La soirée a commencé en fanfare avec un concert de musique tsigane du Ziveli Orkestar ... choix doublement logique puisque cette 13ème édition était placée sous le signe de la musique et que le réalisateur Tony Gatlif apprécie particulièrement cet orchestre.
Nous devions en effet assister à la projection de Geronimo un peu plus tard dans la soirée avec un peu plus d'un mois d'avance sur sa sortie nationale. Plusieurs membres du jury étaient présents. Comme Anne le Ny, ci-dessous, qui vient de signer le films si sensible Nous avons failli être amies.
Il a réalisé Geronimo en s'inspirant de Roméo et Juliette, comme de West Side Story, et le film peut être ressenti comme un hymne à la musique et à la femme. La musique a pour fonction essentielle de tempérer la violence.

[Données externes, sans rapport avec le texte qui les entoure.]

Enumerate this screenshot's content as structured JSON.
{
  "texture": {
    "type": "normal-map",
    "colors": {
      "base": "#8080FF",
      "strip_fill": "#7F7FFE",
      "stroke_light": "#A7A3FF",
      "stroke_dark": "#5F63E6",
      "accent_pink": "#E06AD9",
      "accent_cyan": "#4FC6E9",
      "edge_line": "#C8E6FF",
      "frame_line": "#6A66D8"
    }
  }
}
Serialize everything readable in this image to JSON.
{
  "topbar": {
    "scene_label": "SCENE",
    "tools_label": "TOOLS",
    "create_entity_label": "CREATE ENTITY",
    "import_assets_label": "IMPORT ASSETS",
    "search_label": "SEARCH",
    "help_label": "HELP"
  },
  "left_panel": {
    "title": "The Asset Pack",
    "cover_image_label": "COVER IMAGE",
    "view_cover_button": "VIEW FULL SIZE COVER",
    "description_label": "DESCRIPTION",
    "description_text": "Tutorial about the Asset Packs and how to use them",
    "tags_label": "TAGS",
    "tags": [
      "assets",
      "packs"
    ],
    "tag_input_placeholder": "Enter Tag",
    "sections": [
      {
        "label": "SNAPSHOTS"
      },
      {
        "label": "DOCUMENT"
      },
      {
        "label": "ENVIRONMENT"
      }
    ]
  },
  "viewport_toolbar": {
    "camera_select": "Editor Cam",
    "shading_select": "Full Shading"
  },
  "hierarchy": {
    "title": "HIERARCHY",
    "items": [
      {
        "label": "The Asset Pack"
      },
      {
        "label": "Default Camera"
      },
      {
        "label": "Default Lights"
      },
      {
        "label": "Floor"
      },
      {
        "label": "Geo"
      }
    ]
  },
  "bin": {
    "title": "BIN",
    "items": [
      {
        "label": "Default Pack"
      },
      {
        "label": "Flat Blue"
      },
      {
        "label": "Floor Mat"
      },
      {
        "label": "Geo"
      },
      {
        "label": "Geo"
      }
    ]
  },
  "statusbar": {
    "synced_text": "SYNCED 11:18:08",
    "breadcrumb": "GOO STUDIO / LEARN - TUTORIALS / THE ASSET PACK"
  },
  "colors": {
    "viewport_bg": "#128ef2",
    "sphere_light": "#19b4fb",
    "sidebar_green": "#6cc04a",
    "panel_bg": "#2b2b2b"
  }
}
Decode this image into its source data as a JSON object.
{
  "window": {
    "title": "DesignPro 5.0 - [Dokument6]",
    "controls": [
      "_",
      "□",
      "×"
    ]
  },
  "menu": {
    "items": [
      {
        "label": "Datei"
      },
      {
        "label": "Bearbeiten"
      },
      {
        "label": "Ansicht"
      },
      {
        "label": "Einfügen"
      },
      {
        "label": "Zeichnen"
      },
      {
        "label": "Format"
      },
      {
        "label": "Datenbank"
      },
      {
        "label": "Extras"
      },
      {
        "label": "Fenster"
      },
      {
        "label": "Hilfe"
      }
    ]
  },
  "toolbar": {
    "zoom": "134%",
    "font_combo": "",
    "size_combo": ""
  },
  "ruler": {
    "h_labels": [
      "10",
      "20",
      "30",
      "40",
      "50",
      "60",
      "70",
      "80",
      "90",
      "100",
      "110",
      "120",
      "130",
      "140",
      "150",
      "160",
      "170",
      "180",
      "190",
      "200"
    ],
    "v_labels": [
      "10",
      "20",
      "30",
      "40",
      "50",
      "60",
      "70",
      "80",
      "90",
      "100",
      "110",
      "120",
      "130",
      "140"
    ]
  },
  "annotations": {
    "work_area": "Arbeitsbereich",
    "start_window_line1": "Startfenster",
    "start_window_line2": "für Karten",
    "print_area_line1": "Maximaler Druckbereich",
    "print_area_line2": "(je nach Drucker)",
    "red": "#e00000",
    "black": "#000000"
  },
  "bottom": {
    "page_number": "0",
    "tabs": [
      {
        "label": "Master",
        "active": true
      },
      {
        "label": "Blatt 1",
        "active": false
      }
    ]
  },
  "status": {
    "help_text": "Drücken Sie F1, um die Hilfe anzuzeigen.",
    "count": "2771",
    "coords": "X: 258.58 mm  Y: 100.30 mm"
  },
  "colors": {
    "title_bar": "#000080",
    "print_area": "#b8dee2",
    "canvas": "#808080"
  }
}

Il a voulu la montrer pour mieux la dénoncer et il emploie la musique comme une sorte de métaphore sonore de cette violence, et la chorégraphie comme sa représentation visuelle. Il aime autant la musique turque que la musique espagnole, en particulier le flamenco, et les deux sont présentes, avec le même tempo.
Le film se situe quelque part, dans le Sud de la France. Dans la chaleur du mois d'août, Geronimo, une jeune éducatrice, veille à apaiser les tensions entre les jeunes d'un quartier. Tout bascule quand Nil Terzi, une adolescente d'origine turque, s'échappe de son mariage forcé avec un homme plus âgé qu’elle, qui lui fait peur, mais que son clan, une famille turque, lui a choisi pour retrouver son amoureux, Lucky Molina, un jeune gitan. Leur fuite met le feu aux poudres aux deux clans. L'affrontement éclate en joutes et "battles" musicales. Geronimo va tout tenter pour enrayer la folie qui embrase le quartier.
Avoir confié le rôle à une femme plutôt qu'à un homme renforce le personnage. Geronimo (extraordinaire Céline Sallette) est éducatrice de rue, parfois médiatrice, parfois shérif des temps modernes, capable d'envoyer un coup de boule pour calmer un importun comme de s'interposer dans une rixe qui dégénère, sans craindre de prendre des coups.
Une énergie très forte se dégage dès le premier plan. Nil (Nailia Harzoune) attrape sa robe de mariée à pleines mains et s'enfuit en courant, suivie par la caméra en un travelling de près de 10 minutes jusqu'à ce qu'elle rejoigne Lucky (David Murgia) qui l'enlève sur sa moto rugissante. On continue à suivre leur chevauchée fantastique et folle, dentelle au vent, dans les rues désertes d’une banlieue anonyme du sud de la France.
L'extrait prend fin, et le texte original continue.